If you wanted to meet every neighbor on your block, you wouldn’t re-introduce yourself to your best friends who live a few doors down, or to the guy who has you over for a barbeque every fourth Sunday. Rather, you would identify which neighbors you don’t know, and go knock on their doors. The same is true for learning GMAT content. If you are already solid on a bunch of content, reading a whole book on stuff you already know and doing practice problems you could do blindfolded with your hands tied behind your back won’t improve your score. You need to identify the content that you do not yet know, or are still shaky on, and concentrate your efforts there.

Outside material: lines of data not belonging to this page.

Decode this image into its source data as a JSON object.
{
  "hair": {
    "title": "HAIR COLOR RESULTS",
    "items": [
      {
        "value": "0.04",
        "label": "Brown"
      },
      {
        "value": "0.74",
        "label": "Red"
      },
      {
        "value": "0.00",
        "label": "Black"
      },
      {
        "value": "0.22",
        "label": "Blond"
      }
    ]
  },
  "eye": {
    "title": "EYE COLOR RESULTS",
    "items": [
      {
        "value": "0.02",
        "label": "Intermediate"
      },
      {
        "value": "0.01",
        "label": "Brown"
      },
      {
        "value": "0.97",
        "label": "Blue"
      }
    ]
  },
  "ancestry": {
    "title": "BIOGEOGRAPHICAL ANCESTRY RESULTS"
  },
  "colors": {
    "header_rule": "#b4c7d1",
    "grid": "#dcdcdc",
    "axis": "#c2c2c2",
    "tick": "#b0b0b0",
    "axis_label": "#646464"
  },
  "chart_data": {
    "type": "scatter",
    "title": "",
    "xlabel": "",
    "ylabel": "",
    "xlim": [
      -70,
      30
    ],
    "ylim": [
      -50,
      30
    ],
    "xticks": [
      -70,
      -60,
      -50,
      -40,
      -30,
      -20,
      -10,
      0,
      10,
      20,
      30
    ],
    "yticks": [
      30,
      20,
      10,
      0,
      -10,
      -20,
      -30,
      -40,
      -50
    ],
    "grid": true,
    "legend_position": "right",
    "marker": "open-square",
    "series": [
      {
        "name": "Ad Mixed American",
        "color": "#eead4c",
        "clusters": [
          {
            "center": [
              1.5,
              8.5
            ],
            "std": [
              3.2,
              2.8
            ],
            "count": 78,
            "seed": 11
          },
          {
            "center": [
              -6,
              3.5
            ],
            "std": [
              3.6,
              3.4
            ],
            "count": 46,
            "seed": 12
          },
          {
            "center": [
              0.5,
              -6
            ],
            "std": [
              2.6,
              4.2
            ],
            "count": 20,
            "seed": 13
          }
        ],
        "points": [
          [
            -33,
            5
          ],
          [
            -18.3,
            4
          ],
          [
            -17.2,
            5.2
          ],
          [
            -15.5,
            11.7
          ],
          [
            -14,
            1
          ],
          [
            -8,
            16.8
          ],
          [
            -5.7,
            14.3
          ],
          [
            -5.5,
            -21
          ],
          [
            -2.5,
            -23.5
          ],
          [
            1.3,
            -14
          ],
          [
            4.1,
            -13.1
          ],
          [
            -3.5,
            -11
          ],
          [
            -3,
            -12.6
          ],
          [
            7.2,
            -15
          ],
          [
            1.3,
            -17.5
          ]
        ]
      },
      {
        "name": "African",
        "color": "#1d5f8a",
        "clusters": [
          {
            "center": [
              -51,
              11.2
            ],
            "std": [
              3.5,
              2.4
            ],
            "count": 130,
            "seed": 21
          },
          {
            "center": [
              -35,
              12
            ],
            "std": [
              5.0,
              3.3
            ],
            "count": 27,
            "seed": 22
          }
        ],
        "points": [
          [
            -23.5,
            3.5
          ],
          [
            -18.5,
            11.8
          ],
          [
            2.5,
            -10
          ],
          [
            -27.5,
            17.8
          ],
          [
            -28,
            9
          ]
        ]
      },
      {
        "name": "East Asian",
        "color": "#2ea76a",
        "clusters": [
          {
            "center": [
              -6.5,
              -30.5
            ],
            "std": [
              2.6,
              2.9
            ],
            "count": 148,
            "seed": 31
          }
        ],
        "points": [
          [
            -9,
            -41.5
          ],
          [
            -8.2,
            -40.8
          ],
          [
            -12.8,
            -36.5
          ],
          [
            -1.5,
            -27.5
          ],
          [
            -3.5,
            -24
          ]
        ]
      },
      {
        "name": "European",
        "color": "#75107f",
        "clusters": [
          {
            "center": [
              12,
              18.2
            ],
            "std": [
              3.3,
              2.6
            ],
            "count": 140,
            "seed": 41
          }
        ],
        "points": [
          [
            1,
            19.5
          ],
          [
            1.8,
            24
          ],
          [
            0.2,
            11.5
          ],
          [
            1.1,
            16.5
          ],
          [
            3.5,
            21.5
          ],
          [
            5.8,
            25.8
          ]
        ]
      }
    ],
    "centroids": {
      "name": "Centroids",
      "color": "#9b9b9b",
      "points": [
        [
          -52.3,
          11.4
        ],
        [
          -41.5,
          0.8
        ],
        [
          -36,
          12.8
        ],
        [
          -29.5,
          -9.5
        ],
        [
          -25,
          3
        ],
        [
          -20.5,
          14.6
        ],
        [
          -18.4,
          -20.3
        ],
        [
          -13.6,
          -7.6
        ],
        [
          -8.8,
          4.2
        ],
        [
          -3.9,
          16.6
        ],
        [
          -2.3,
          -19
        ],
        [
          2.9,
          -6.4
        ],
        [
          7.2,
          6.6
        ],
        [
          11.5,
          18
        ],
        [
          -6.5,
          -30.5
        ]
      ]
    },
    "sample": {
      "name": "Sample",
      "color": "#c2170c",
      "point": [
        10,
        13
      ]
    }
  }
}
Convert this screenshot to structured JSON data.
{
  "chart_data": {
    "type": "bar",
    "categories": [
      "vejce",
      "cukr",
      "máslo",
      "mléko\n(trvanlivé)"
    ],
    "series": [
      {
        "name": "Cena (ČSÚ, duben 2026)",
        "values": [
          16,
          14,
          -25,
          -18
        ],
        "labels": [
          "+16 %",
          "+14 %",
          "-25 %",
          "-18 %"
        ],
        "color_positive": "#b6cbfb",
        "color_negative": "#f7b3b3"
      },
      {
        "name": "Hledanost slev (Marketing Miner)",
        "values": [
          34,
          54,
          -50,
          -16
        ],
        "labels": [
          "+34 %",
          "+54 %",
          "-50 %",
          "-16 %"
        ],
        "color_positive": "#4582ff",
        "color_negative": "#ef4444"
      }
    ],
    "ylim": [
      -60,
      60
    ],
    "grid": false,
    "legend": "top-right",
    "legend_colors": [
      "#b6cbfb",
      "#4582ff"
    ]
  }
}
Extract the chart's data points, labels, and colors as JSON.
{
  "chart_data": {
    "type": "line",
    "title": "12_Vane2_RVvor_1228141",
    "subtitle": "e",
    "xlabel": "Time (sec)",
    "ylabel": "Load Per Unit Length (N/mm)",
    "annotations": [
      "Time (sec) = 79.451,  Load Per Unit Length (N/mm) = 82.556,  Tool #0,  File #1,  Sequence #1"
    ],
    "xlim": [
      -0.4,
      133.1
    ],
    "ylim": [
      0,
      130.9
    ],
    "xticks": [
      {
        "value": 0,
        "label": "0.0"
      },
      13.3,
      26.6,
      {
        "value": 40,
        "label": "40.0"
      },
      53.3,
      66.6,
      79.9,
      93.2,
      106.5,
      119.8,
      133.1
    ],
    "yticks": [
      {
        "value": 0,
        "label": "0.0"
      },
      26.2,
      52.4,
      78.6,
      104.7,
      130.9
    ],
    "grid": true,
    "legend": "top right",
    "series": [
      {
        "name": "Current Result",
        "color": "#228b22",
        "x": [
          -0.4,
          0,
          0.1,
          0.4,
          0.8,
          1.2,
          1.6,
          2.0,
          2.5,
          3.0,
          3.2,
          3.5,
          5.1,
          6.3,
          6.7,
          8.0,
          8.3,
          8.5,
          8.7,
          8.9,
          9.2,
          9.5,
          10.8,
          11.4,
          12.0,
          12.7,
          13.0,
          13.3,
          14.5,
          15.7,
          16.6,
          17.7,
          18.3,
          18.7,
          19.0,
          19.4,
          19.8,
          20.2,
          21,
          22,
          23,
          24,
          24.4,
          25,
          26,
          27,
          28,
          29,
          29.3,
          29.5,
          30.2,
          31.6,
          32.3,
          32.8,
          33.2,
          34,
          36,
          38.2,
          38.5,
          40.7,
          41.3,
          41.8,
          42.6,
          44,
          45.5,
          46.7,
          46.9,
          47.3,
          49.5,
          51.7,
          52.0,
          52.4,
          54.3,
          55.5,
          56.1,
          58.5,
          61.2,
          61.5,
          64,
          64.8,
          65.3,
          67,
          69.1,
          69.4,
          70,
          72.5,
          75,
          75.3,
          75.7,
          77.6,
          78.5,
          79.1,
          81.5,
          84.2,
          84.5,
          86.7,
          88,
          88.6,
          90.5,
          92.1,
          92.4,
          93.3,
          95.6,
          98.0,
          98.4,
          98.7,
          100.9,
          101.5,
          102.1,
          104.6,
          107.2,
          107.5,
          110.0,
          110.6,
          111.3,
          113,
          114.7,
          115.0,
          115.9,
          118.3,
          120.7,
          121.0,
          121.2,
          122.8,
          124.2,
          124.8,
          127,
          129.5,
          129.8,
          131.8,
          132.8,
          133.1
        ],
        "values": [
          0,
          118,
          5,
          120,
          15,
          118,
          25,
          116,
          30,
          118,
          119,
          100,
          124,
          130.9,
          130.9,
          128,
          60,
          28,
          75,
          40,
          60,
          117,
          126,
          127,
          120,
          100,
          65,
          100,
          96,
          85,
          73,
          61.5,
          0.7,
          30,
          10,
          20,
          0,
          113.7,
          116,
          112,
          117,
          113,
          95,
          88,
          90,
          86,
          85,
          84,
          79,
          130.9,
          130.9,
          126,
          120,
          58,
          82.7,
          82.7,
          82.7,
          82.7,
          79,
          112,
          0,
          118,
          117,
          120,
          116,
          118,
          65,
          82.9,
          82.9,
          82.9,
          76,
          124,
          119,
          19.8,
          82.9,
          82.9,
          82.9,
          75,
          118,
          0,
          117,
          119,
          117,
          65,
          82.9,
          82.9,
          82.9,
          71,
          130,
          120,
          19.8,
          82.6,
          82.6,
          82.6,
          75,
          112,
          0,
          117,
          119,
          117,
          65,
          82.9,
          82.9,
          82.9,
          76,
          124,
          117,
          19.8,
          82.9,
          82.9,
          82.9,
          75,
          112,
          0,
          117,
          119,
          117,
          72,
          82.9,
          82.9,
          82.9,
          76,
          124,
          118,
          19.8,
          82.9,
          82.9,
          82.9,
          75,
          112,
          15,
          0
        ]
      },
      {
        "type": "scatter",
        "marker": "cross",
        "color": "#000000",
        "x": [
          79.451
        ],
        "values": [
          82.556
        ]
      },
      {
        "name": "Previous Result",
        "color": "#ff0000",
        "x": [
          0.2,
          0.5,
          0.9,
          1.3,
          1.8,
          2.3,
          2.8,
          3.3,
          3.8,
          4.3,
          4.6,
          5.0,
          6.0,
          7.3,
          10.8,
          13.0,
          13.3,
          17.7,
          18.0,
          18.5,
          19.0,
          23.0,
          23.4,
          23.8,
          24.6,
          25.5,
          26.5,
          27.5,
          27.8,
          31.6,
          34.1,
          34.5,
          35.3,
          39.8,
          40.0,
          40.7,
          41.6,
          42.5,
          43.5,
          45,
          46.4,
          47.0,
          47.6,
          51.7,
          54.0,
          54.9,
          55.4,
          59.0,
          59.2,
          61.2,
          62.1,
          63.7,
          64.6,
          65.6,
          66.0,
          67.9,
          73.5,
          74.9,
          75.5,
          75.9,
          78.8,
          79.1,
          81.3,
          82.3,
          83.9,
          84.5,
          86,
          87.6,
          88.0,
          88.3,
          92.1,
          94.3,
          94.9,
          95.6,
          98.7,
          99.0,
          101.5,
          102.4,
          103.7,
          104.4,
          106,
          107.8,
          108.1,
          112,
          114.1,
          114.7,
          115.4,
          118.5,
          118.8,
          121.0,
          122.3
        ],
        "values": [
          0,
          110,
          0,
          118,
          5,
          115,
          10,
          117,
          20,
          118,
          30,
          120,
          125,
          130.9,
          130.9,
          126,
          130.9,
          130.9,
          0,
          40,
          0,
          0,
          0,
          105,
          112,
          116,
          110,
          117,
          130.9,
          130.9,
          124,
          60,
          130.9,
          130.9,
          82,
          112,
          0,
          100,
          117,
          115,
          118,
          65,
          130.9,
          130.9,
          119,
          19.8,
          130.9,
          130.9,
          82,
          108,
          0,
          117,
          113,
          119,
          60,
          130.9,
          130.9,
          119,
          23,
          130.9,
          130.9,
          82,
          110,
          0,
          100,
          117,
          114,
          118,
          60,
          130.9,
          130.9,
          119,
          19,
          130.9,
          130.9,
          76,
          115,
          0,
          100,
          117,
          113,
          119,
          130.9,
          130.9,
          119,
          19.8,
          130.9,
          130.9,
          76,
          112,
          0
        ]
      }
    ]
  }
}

The Strategy Guides are written to provide comprehensive coverage of GMAT-level content. It is your job to ascertain how to most effectively use the guides. Here’s what we recommend:

  • If you know that you don’t know the content covered in a Strategy Guide chapter, are shaky and/or rusty on the material, or feel that there must be a faster way than how you currently approach the subject, read the chapter. Create a cheat sheet for the chapter by taking notes on key points that you want to remember, but don’t yet have memorized. Then, test your learning by completing all of the In Action problems at the end of the chapter. Make sure to check your answer and review the solution after completing each problem—not after completing the whole set. There is no better way to internalize how not to do something correctly than to repeat an incorrect method fifteen times in a row!
  • If you know that you know the content covered in a Strategy Guide chapter, quiz yourself to prove it! Turn to the In Action problems at the end of the chap¬ter. They are listed from easiest to hardest, so try numbers 3 and 8. If you do not get those problems right, read the chapter. If you do get those problems right, complete numbers 11–15. Make sure to check the answers after completing each problem. If you get them all right, move on to the next chapter. If you get them mostly right, skim the chapter and focus in on the pieces of information that you need to fill the holes in your knowledge.
  • If the Strategy Guide leaves you confused, it is likely that you have holes in the foundational knowledge on which the GMAT content is built. While reading the Strategy Guide, refer back to the appropriate chapters of the Foundations books, as needed, to fill in these gaps.